Among the Senate contests where Reid said an Obama surge could make a difference for Democrats:

•Georgia: Obama just began advertising in the state this week. Democrat Jim Martin, a Vietnam veteran and former state legislator, is challenging first-term Republican Sen. Saxby Chambliss.

•North Carolina: Obama is focusing considerable resources on trying to win the Tar Heel State. Democrat Kay Hagen, a veteran state senator, is mounting a strong challenge to Republican Sen. Elizabeth Dole.

•Oregon: Incumbent Republican Gordon Smith is fighting to keep his seat in a Democratic leaning state. The Democratic challenger is Jeff Merkley, speaker of the state House.

•Minnesota: Comedian-turned-political commentator Al Franken is trying unseat Republican Sen. Norm Coleman.

•Mississippi: Gov. Ronnie Musgrove, a Democrat, is running against Sen. Roger Wicker, a Republican appointed to replace Sen. Trent Lott after he resigned last year.

•New Hampshire: Polls show Republican Sen. John Sununu trailing former Democratic Gov. Jeanne Shaheen.

Democrats have a 51-49 edge in the current Senate because two Independents side with the 49 Democrats. Winning 60 seats would give the party the ability to quash filibusters, a parliamentary maneuver that the minority Republican party can use to block legislation. "I know I'll have more Democratic senators," said Reid. "I just don't know how many."
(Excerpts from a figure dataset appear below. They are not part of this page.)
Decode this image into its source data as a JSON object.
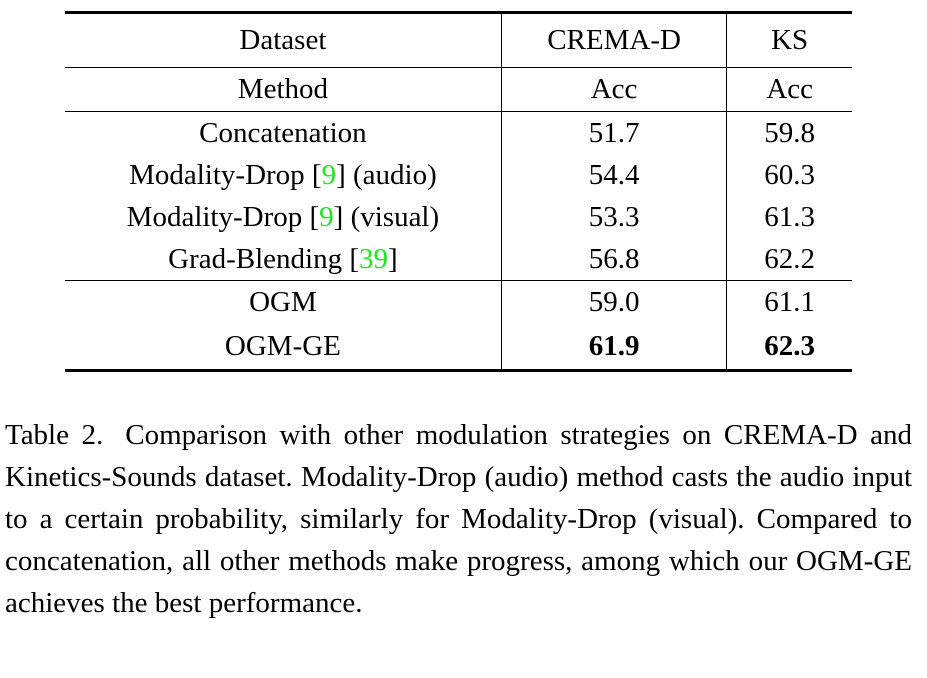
{
  "table": {
    "header": [
      [
        "Dataset",
        "CREMA-D",
        "KS"
      ],
      [
        "Method",
        "Acc",
        "Acc"
      ]
    ],
    "groups": [
      [
        {
          "cells": [
            "Concatenation",
            "51.7",
            "59.8"
          ]
        },
        {
          "cells": [
            {
              "before": "Modality-Drop [",
              "cite": "9",
              "after": "] (audio)"
            },
            "54.4",
            "60.3"
          ]
        },
        {
          "cells": [
            {
              "before": "Modality-Drop [",
              "cite": "9",
              "after": "] (visual)"
            },
            "53.3",
            "61.3"
          ]
        },
        {
          "cells": [
            {
              "before": "Grad-Blending [",
              "cite": "39",
              "after": "]"
            },
            "56.8",
            "62.2"
          ]
        }
      ],
      [
        {
          "cells": [
            "OGM",
            "59.0",
            "61.1"
          ]
        },
        {
          "cells": [
            "OGM-GE",
            "61.9",
            "62.3"
          ],
          "bold_values": true
        }
      ]
    ]
  },
  "caption": {
    "label": "Table 2.",
    "text": "Comparison with other modulation strategies on CREMA-D and Kinetics-Sounds dataset. Modality-Drop (audio) method casts the audio input to a certain probability, similarly for Modality-Drop (visual). Compared to concatenation, all other methods make progress, among which our OGM-GE achieves the best performance."
  }
}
Reid described himself as "cautiously optimistic" about Obama's chances in Nevada, where President Bush eked out a 50%-48% win over Democrat John Kerry in 2004.
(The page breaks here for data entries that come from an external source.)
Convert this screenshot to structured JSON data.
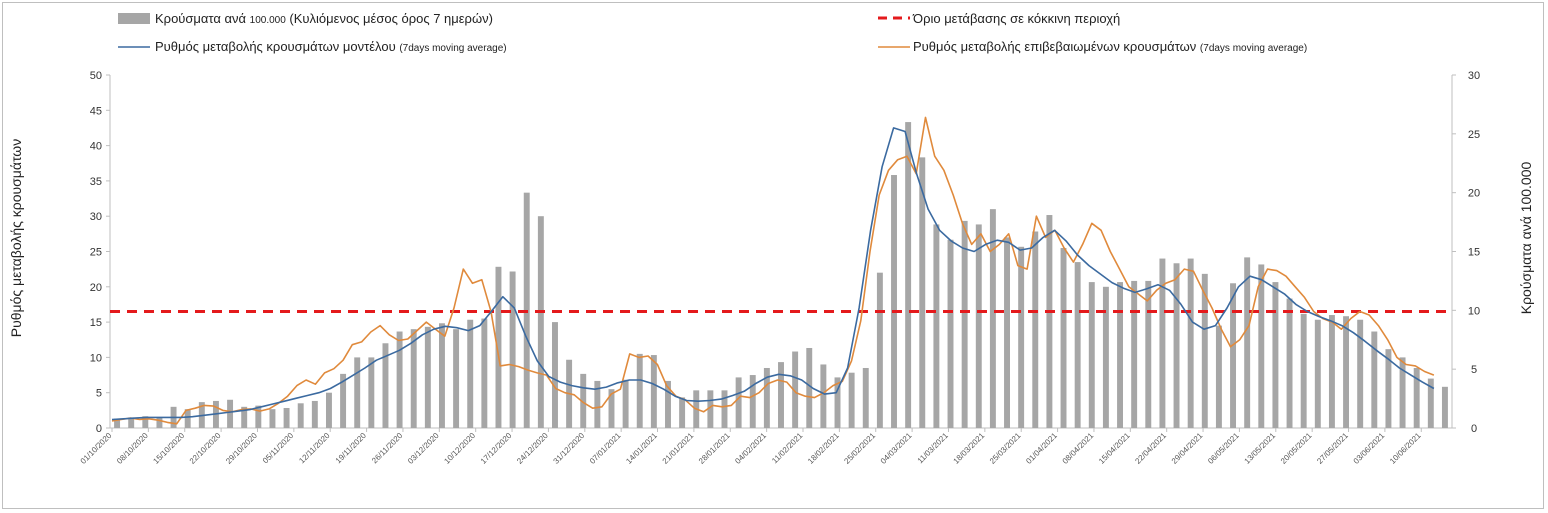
{
  "colors": {
    "bars": "#a6a6a6",
    "threshold": "#e41a1c",
    "model": "#3b6aa0",
    "confirmed": "#e08a3c",
    "axis": "#bfbfbf",
    "text": "#222222"
  },
  "legend": {
    "bars": {
      "main": "Κρούσματα ανά ",
      "num": "100.000",
      "rest": " (Κυλιόμενος μέσος όρος 7 ημερών)"
    },
    "threshold": {
      "main": "Όριο μετάβασης σε κόκκινη περιοχή"
    },
    "model": {
      "main": "Ρυθμός μεταβολής κρουσμάτων μοντέλου ",
      "small": "(7days moving average)"
    },
    "confirmed": {
      "main": "Ρυθμός μεταβολής επιβεβαιωμένων κρουσμάτων ",
      "small": "(7days moving average)"
    }
  },
  "chart_data": {
    "type": "bar",
    "y_left": {
      "label": "Ρυθμός μεταβολής κρουσμάτων",
      "ylim": [
        0,
        50
      ],
      "ticks": [
        0,
        5,
        10,
        15,
        20,
        25,
        30,
        35,
        40,
        45,
        50
      ]
    },
    "y_right": {
      "label": "Κρούσματα ανά 100.000",
      "ylim": [
        0,
        30
      ],
      "ticks": [
        0,
        5,
        10,
        15,
        20,
        25,
        30
      ]
    },
    "x": {
      "start": "01/10/2020",
      "end": "14/06/2021",
      "step_days": 7,
      "tick_labels": [
        "01/10/2020",
        "08/10/2020",
        "15/10/2020",
        "22/10/2020",
        "29/10/2020",
        "05/11/2020",
        "12/11/2020",
        "19/11/2020",
        "26/11/2020",
        "03/12/2020",
        "10/12/2020",
        "17/12/2020",
        "24/12/2020",
        "31/12/2020",
        "07/01/2021",
        "14/01/2021",
        "21/01/2021",
        "28/01/2021",
        "04/02/2021",
        "11/02/2021",
        "18/02/2021",
        "25/02/2021",
        "04/03/2021",
        "11/03/2021",
        "18/03/2021",
        "25/03/2021",
        "01/04/2021",
        "08/04/2021",
        "15/04/2021",
        "22/04/2021",
        "29/04/2021",
        "06/05/2021",
        "13/05/2021",
        "20/05/2021",
        "27/05/2021",
        "03/06/2021",
        "10/06/2021"
      ]
    },
    "series": [
      {
        "name": "Κρούσματα ανά 100.000 (Κυλιόμενος μέσος όρος 7 ημερών)",
        "kind": "bar",
        "axis": "right",
        "values": [
          0.8,
          0.9,
          1.0,
          0.9,
          1.8,
          1.6,
          2.2,
          2.3,
          2.4,
          1.8,
          1.9,
          1.6,
          1.7,
          2.1,
          2.3,
          3.0,
          4.6,
          6.0,
          6.0,
          7.2,
          8.2,
          8.4,
          8.6,
          8.9,
          8.4,
          9.2,
          9.3,
          13.7,
          13.3,
          20.0,
          18.0,
          9.0,
          5.8,
          4.6,
          4.0,
          3.3,
          4.1,
          6.3,
          6.2,
          4.0,
          2.6,
          3.2,
          3.2,
          3.2,
          4.3,
          4.5,
          5.1,
          5.6,
          6.5,
          6.8,
          5.4,
          4.3,
          4.7,
          5.1,
          13.2,
          21.5,
          26.0,
          23.0,
          17.3,
          16.0,
          17.6,
          17.3,
          18.6,
          16.2,
          15.4,
          16.7,
          18.1,
          15.3,
          14.1,
          12.4,
          12.0,
          12.4,
          12.5,
          12.5,
          14.4,
          14.0,
          14.4,
          13.1,
          8.7,
          12.3,
          14.5,
          13.9,
          12.4,
          11.0,
          9.7,
          9.2,
          9.6,
          9.5,
          9.2,
          8.2,
          6.7,
          6.0,
          5.1,
          4.2,
          3.5
        ]
      },
      {
        "name": "Όριο μετάβασης σε κόκκινη περιοχή",
        "kind": "threshold",
        "axis": "left",
        "value": 16.5
      },
      {
        "name": "Ρυθμός μεταβολής κρουσμάτων μοντέλου (7days moving average)",
        "kind": "line",
        "axis": "left",
        "values": [
          1.2,
          1.3,
          1.4,
          1.5,
          1.5,
          1.5,
          1.5,
          1.6,
          1.8,
          2.0,
          2.2,
          2.4,
          2.6,
          3.0,
          3.4,
          3.8,
          4.2,
          4.6,
          5.0,
          5.6,
          6.5,
          7.5,
          8.5,
          9.6,
          10.3,
          11.0,
          12.0,
          13.2,
          14.0,
          14.4,
          14.2,
          13.8,
          14.5,
          16.5,
          18.6,
          17.0,
          13.0,
          9.5,
          7.3,
          6.5,
          6.0,
          5.7,
          5.5,
          5.8,
          6.4,
          6.8,
          6.8,
          6.3,
          5.5,
          4.5,
          3.9,
          3.8,
          3.9,
          4.1,
          4.6,
          5.2,
          6.3,
          7.2,
          7.6,
          7.4,
          6.8,
          5.6,
          4.8,
          5.0,
          8.5,
          17.0,
          28.0,
          37.0,
          42.5,
          42.0,
          36.0,
          31.0,
          28.0,
          26.5,
          25.5,
          25.0,
          26.0,
          26.6,
          26.3,
          25.2,
          25.5,
          27.0,
          28.0,
          26.5,
          24.5,
          23.0,
          21.8,
          20.6,
          19.8,
          19.2,
          19.7,
          20.3,
          19.5,
          17.5,
          15.0,
          14.0,
          14.5,
          17.0,
          20.0,
          21.5,
          21.0,
          20.0,
          19.0,
          17.5,
          16.5,
          15.8,
          15.2,
          14.5,
          13.5,
          12.3,
          11.0,
          9.8,
          8.5,
          7.5,
          6.5,
          5.6
        ]
      },
      {
        "name": "Ρυθμός μεταβολής επιβεβαιωμένων κρουσμάτων (7days moving average)",
        "kind": "line",
        "axis": "left",
        "values": [
          1.0,
          1.2,
          1.4,
          1.2,
          1.3,
          1.1,
          0.8,
          0.6,
          2.5,
          2.8,
          3.2,
          3.1,
          2.5,
          2.3,
          2.6,
          2.7,
          2.4,
          2.7,
          3.5,
          4.5,
          6.0,
          6.8,
          6.2,
          7.8,
          8.4,
          9.6,
          11.8,
          12.2,
          13.6,
          14.5,
          13.2,
          12.4,
          12.6,
          13.8,
          15.0,
          14.0,
          13.0,
          17.0,
          22.5,
          20.5,
          21.0,
          16.5,
          8.8,
          9.0,
          8.7,
          8.2,
          7.8,
          7.5,
          5.6,
          5.0,
          4.7,
          3.6,
          2.8,
          3.0,
          4.8,
          5.5,
          10.5,
          10.0,
          10.2,
          9.0,
          6.0,
          4.5,
          4.0,
          2.8,
          2.3,
          3.2,
          3.0,
          3.2,
          4.5,
          4.3,
          5.0,
          6.3,
          6.8,
          6.5,
          5.0,
          4.5,
          4.3,
          5.0,
          6.0,
          6.6,
          9.5,
          15.2,
          25.0,
          33.0,
          36.5,
          38.0,
          38.5,
          36.0,
          44.0,
          38.5,
          36.5,
          33.0,
          29.0,
          26.0,
          27.5,
          25.0,
          26.0,
          27.5,
          23.0,
          22.5,
          30.0,
          27.0,
          28.0,
          25.5,
          23.5,
          26.0,
          29.0,
          28.0,
          25.0,
          22.5,
          20.0,
          19.0,
          18.0,
          19.5,
          20.5,
          21.0,
          22.5,
          22.2,
          19.5,
          17.0,
          14.0,
          11.5,
          12.5,
          14.5,
          20.0,
          22.5,
          22.3,
          21.5,
          20.0,
          18.5,
          16.5,
          15.5,
          15.0,
          14.0,
          15.5,
          16.5,
          16.0,
          14.5,
          12.5,
          10.0,
          9.0,
          8.8,
          8.0,
          7.5
        ]
      }
    ]
  }
}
Later on Saturday, Obama visited Colorado, another state that went narrowly for Bush for years ago. In Pueblo, where 16,500 gathered, Obama tried to turn the news that Vice President Dick Cheney has endorsed his Republican rival, John McCain, to his favor.

"I'd like to congratulate Senator McCain on this endorsement because he really earned it," Obama told a crowd gathered at an outdoor rally. "With John McCain you get a twofer: George Bush's economic policy and Dick Cheney's foreign policy — but that's a risk we cannot afford to take. "

In a measure of the vice president's low popularity, McCain spokesman Tucker Bounds responded to Obama's remarks by trying to tie Cheney to the Democratic nominee. "Barack Obama and Dick Cheney aren't just cousins, they've shared support for the Bush energy policy and the out-of-control spending that John McCain has fought to oppose," Bounds said in a statement emailed to reporters.

Earlier, on the airport tarmac at Pueblo, he was met by his wife, Michelle, and daughters Malia and Sasha. The family will be travelling together on Sunday through Ohio, the state that put Bush back in the White House for a second term in 2004.

At a midday stop in Cleveland, Obama is to be joined by rock icon Bruce Springsteen, whose song The Rising has become a theme for the Democrat's campaign.